Saltiel's team screened 150,000 chemical compounds, including drugs already on the market and chemicals derived from natural sources, and identified amlexanox, an approved small-molecule therapeutic, as a high-affinity inhibitor of IKK-ε. The researchers then fed mice a high-fat diet and treated one group with amlexanox. Whereas untreated mice became obese, animals treated with amlexanox maintained their body weight. In a second experiment, Saltiel and co-workers administered amlexanox to mice that were already obese: to leptin-deficient ob/ob mice, to test the drug's effects on genetic obesity, and to diet-induced obese mice. Body weights of both groups returned to almost normal, and the weight loss was maintained for as long as the drug was administered.

To elucidate the mechanism underlying the effects of amlexanox, the investigators performed a detailed assessment of metabolic parameters, including insulin sensitivity (by hyperinsulinaemic euglycaemic clamp studies), energy expenditure (by indirect calorimetry), phosphorylation patterns and in vivo and in vitro changes in energy disposition. “The answer is that amlexanox restores the ability of mice to adapt to increased caloric intake by subsequently increasing energy expenditure through thermogenesis,” explains Saltiel.

Importantly, the findings by Saltiel and colleagues further elucidate the mechanisms through which inflammation modulates energy balance. “We suspect that obesity-related inflammation produces not only insulin resistance but also catecholamine resistance, in such a way that fat cells (and possibly liver cells) become metabolically inflexible and are unable to respond to either anabolic or catabolic signals,” says Saltiel. In other words, the results suggest that IKK-ε and TBK1 are part of a counterinflammatory process that sustains energy storage in the presence of insulin resistance. The authors speculate that the reduced inflammation observed with amlexanox treatment is an indirect effect of improved metabolic disease or, perhaps, the result of elimination of a feedback loop that maintains inflammation at low levels.

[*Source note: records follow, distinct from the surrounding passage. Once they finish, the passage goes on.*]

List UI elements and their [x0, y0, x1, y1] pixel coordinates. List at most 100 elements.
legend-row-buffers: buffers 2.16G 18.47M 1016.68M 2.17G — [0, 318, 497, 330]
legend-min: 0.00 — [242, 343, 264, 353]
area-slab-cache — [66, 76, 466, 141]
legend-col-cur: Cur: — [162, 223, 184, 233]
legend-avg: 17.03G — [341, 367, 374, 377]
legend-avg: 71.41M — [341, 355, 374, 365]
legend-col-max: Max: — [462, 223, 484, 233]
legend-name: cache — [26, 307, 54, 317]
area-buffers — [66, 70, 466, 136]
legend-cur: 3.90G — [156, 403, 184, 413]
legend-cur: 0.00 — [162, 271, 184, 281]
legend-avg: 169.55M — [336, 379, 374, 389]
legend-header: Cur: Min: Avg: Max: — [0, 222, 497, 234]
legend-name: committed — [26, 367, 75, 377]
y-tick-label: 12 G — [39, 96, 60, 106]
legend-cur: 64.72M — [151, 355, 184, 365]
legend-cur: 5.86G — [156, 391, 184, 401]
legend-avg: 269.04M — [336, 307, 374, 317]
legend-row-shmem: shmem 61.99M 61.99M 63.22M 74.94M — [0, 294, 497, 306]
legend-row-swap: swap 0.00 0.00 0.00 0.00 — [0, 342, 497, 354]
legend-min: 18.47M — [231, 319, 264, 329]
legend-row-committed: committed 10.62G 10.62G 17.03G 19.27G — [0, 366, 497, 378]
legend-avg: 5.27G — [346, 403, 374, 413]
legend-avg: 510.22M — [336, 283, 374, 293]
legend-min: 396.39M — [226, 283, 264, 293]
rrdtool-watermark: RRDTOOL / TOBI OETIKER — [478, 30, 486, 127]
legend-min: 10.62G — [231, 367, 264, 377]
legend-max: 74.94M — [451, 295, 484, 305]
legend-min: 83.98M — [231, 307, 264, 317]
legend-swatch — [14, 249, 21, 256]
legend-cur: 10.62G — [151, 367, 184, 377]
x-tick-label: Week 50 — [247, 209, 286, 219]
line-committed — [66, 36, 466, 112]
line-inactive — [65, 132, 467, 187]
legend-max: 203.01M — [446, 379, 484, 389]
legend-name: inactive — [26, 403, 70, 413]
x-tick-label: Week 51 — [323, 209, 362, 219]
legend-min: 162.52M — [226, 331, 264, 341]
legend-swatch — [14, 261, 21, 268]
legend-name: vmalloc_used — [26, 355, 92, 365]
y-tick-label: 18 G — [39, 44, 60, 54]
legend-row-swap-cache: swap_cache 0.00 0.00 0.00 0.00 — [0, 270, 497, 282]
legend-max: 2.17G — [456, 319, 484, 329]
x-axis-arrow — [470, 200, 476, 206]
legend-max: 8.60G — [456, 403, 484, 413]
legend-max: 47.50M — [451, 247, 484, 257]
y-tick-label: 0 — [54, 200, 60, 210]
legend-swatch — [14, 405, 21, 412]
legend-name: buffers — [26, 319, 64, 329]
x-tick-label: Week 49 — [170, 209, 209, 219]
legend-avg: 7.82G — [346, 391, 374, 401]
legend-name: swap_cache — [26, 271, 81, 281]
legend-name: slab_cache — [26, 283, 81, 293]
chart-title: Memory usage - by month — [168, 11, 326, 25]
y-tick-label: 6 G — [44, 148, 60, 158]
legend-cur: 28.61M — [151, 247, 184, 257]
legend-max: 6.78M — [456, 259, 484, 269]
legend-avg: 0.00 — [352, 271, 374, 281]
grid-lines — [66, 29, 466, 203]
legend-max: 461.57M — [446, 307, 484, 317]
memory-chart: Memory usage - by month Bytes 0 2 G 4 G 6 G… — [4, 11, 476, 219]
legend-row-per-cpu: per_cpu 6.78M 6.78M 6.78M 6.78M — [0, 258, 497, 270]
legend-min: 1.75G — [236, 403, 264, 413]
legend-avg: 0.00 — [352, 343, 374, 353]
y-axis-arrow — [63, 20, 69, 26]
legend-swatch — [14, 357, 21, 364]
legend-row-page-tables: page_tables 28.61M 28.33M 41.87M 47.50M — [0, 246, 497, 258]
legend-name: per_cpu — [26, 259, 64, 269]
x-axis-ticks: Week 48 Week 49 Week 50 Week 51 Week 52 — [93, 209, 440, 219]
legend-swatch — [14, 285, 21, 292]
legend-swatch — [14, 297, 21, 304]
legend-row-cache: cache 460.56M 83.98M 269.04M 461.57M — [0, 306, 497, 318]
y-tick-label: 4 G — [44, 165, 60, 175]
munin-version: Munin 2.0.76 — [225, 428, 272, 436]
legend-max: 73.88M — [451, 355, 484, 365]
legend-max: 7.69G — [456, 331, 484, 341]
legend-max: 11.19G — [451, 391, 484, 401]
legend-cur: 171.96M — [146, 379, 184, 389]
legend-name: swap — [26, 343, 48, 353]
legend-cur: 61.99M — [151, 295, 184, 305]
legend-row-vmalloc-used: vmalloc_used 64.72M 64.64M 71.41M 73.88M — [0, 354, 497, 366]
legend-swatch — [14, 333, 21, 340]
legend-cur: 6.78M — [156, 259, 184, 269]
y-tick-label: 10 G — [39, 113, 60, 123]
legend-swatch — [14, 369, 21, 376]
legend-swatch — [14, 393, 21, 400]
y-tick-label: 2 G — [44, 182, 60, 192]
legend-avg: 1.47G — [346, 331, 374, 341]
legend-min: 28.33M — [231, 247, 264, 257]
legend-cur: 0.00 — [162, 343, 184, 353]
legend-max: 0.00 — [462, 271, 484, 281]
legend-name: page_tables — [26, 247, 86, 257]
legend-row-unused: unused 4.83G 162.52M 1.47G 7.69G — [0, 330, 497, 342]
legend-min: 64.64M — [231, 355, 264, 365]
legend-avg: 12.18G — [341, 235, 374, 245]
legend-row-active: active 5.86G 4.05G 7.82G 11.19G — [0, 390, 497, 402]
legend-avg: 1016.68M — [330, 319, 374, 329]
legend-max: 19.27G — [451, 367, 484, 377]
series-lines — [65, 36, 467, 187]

Amlexanox has been in clinical use for more than 25 years, and the possibility that it might be repurposed for the treatment of obesity or type 2 diabetes mellitus is bound to generate a vast amount of interest. “The specific action of amlexanox is remarkable,” comments Michael I. Goran (Keck School of Medicine, Childhood Obesity Research Center, University of Southern California, Los Angeles, CA, USA), who is not affiliated with the study. “This very targeted approach to reduce inflammation might cause less serious adverse effects compared with blunting a whole arm of the inflammation pathway,” points out Goran, “and could potentially avoid a trade-off between improving metabolic health and the potential adverse effect of immunocompetence that can arise when using general anti-inflammatories to address adipose tissue inflammation.”

Saltiel and his team plan to build on their findings and elucidate the mechanisms underlying IKK-ε and TBK1 activity. “We have some leads on the kinase substrates and are also looking at gene expression patterns over time in mice treated with amlexanox,” says Saltiel. “At the same time, we are planning clinical trials in patients with obesity and type 2 diabetes mellitus and nonalcoholic fatty liver disease, which we hope to start soon.”

The outcome of these human studies will determine the actual impact that the findings by Saltiel and co-workers will have on clinical practice. Given that data on long-term drug effects in large patient populations are lacking, enthusiasm for this old drug's new tricks should be coupled with caution. “As this drug is capable of modulating immune activation, it is critical to determine what unintended consequences treatment could have in the face of pathogen exposure,” concludes Goran.